Sunday 9 March 2008

just thinking...

One of the things that enforced idleness does is give you time to think, and I've been doing a lot of that. Normally the world whizzes past as I drive from one place to another, but being unable to drive has somehow opened my eyes.


This is a really lovely time of year, the buds are coming out, leaves are just turning green and the world is awakening from it's winter hibernation. During yesterdays walk we stopped countless times just to admire natures handiwork. Just taking the time to look at how the leaves are tightly enfurled in the bud, and a little further along the branch another bud has burst is just incredible.


Another thing is that time is less important (actually it's completely unimportant really) and having time is a special gift. It opens you mind to memories and thoughts that you don't have time for normally.


I have so much to be thankful for. Far more than I can put down here, but I'm one of that blessed generation of "Baby boomers" born just after the war. I was born too late to serve in Malaya, Cyprus and Suez, and too early to have to face the Iraq chaos. Just being the age I am is pretty amazing. Then I have my wonderful family. I'm saying nothing about them, because I've said plenty already. All in all, I have very few regrets.


The one major regret is this: I wish with all my heart that I'd never started smoking. I know there is nothing worse than a reformed smoker, but it's just so true. I don't know if all my health problems have been caused by smoking, but I do know that if I hadn't smoked then I'd be a lot better of than I am now - in every way. I sat down the other day and worked out how much I was spending on fags per week, before I stopped. I'd done it before, after all it was one of the reasons I did stop, but it's a mind blowing figure just the same.

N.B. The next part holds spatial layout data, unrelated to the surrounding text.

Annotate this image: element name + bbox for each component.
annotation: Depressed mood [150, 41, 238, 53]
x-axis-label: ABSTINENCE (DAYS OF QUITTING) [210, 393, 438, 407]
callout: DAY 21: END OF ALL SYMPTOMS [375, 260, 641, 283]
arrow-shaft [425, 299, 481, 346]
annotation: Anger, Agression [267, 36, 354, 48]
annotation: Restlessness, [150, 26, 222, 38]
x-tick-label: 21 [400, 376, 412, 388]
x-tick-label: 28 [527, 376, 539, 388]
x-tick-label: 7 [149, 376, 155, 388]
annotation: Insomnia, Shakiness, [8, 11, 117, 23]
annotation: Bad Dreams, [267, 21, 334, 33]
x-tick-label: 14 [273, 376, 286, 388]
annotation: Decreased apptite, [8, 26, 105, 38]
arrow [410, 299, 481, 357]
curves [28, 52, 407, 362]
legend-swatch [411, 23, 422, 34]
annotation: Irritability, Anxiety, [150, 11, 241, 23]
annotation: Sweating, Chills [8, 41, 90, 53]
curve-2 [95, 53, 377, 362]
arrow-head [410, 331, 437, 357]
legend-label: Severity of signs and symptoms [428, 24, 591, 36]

I kidded myself that I was only smoking twenty a day, but in reality I bet it was nearer forty. Even if we take the lower figure, twenty Benson and Hedges now cost more than £5.50. Now multiply that by 7 days gives you £38.50 - a week! bearing in mind I've been smoking for more than 40 years I must have spent thousands on suicide on the easy payment plan. My smoke money has paid for several holidays since I stopped in 2003. I know what I'd rather spend my money on!